三河國碧海(へきかい)郡上和田村【岡崎にちかし。】に犬頭社といふあり。深更に及〔および〕て、靑銅百疋を長く繫(つなぎ)て口に喰(くわ)へ、鳥井の邊より社まで、四つ這(ばひ)にはひて行けば、かならず、福を得(うる)と、いひつたへたり。人、あつて、此事をなすに、神慮に叶ふ人は行課(ゆきおふ)せ、叶はざるは、何事ともしらず、兩足を跡へ引きて、行〔ゆく〕事、あたはず、となり。○天正年中、領主宇津左衞門五郞忠茂、一時(あるとき)、獵(かり)して山に入〔いり〕、一樹の下にして俄に睡(ねむり)を催しけるに、手飼の白犬、裾(すそ)を咬(くわへ)て行〔ゆく〕に、目を寐(さま)し、又、睡るに、犬、頻(しきり)に枕の上に吠(ほゆ)る。睡眠の妨(さまたげ)を怒(いかつ)て、腰刀(こしがたな)を拔(ぬき)て、犬を伐(きる)。その頭(かうべ)、飛(とん)で、樹(き)の上の※[やぶちゃん注:「虫」+「白」。]蛇(うはばみ)の頭(かしら)に嚙付(くひ〔つき〕)たり。忠茂、これを見て、大きに驚き、卽(すなはち)、※蛇を殺す。彼(かの)犬の忠情(ちうせい[やぶちゃん注:ママ。])を感じ、兩(りやう)和田村に、犬頭・犬尾を埋(うづみ)て、是を祭る。【東君、聞召〔きこしめし〕、甚〔はなはだ〕感ジサセ玉フ。】

[やぶちゃん注:【2018年8月15日追記】clubey氏のブログ 「猫の神様を求めて」の『愛知県の猫神・糟目犬頭神社の「唐猫」中編』で本条を含め、伝承の変遷が詳細に語られてあるのを発見した。是非、読まれたい。
 
「三河國碧海(へきかい)郡上和田村」現在の愛知県岡崎市三上和田町(まち)。ここ(グーグル・マップ・データ)。ここで語られる「犬頭社」はかつてこの地区内の「糟目」という場所にあったが、現在はその少し南の愛知県岡崎市宮地町馬場(ここ(グーグル・マップ・データ))に「糟目犬頭神社(かすめけんとうじんじゃ)」として合祀されて現存している。これは「岡崎おでかけナビ」のこちらで判明した。

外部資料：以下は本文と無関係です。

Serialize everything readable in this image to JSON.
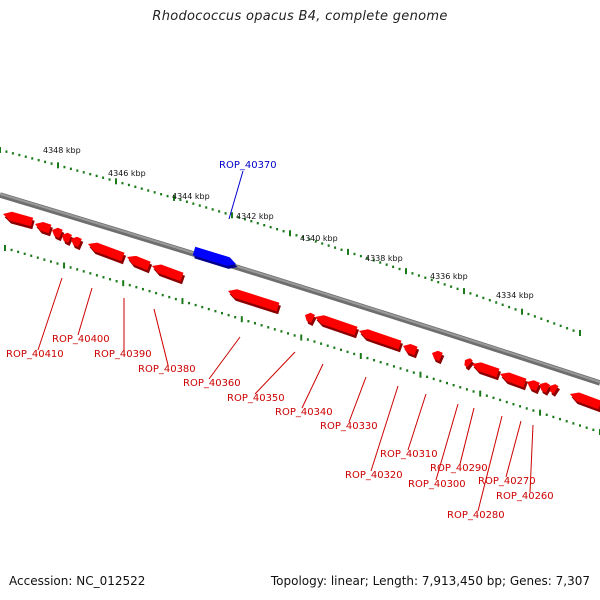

「犬尾社(けんびのやしろ)は下和田にあり」上和田町の南、現在の糟目犬頭神社の二キロほどの位置(愛知県岡崎市下和田町北浦。ここ(グーグル・マップ・データ))に「犬尾神社」として現存する。読みは調べる限りでは「けんび」「いぬお」「けんぴ」とさまざまである。ご夫婦で作っておられるサイト「神社探訪 狛犬見聞録・注連縄の豆知識」のこちら(こちらは「けんぴ」)が「犬尾神社由緒」の画像を掲げておられるので、リンクさせて戴く。その由緒書きには(句読点を挿入した)、

   *

祭神 彦火火出見尊 熊野大神

その昔、この地に彦火火出見尊を鎮座し、祭礼を行い、この辺りの開発の神として尊崇する。後、永延元年(九八七)六月二十五日、紀州熊野権現を勧請し、合祀する。承和二年(一三四六)、上和田城主宇都宮泰藤、犬の危急の報を知らず頭首を刀で断ったが、蛇からの難を免がれることができた。

 これは神明の犬によるものであると深く感じ入って犬の霊を犬頭、犬尾の両社に祭って弔う。[やぶちゃん注:以下、略。]

   *

とあって、主人公の名がこことは異なる。

「靑銅百疋」百疋は一貫文であるから、銭一貫文(基準千枚)は前に示したように、江戸中期なら二万五千円。重さは単位同じであるから約三・七五キログラム。

「天正年中」ユリウス暦一五七三年からグレゴリオ暦一五九三年。

「領主宇津左衞門五郞忠茂」大久保氏。個人サイト「三河松平(徳川氏)家臣団の城館跡」の大久保氏の記載によれば、『大久保氏は粟田関白藤原道兼五代の後胤、下野国住人宇都宮左衛門尉朝綱の後裔と伝わ』り『朝綱九代の孫泰藤は、新田義貞に従っていたが』、『義貞戦死ののち越前を落ち』、『三河に移り住んだ。泰藤の孫泰道の代に姓を宇津と改め、その孫昌忠以来松平氏に仕えた』とあり、先の犬尾神社の人物が、この大久保泰藤であることが判る。また、その後裔である、この大久保改め宇津忠茂についても、『松平清康と敵対していた岡崎の松平昌安』(?~大永五(一五二五)年)『を討つべく』、『山中城奇襲を提言実行』した人物とする。さらに、筑後守氏の「筑後守の航海日誌」の「長福寺(大久保一族の墓)」に、この忠茂は天文一六(一五四七)年に愛知県岡崎市竜泉寺町前田にある、この寺に葬られたとある。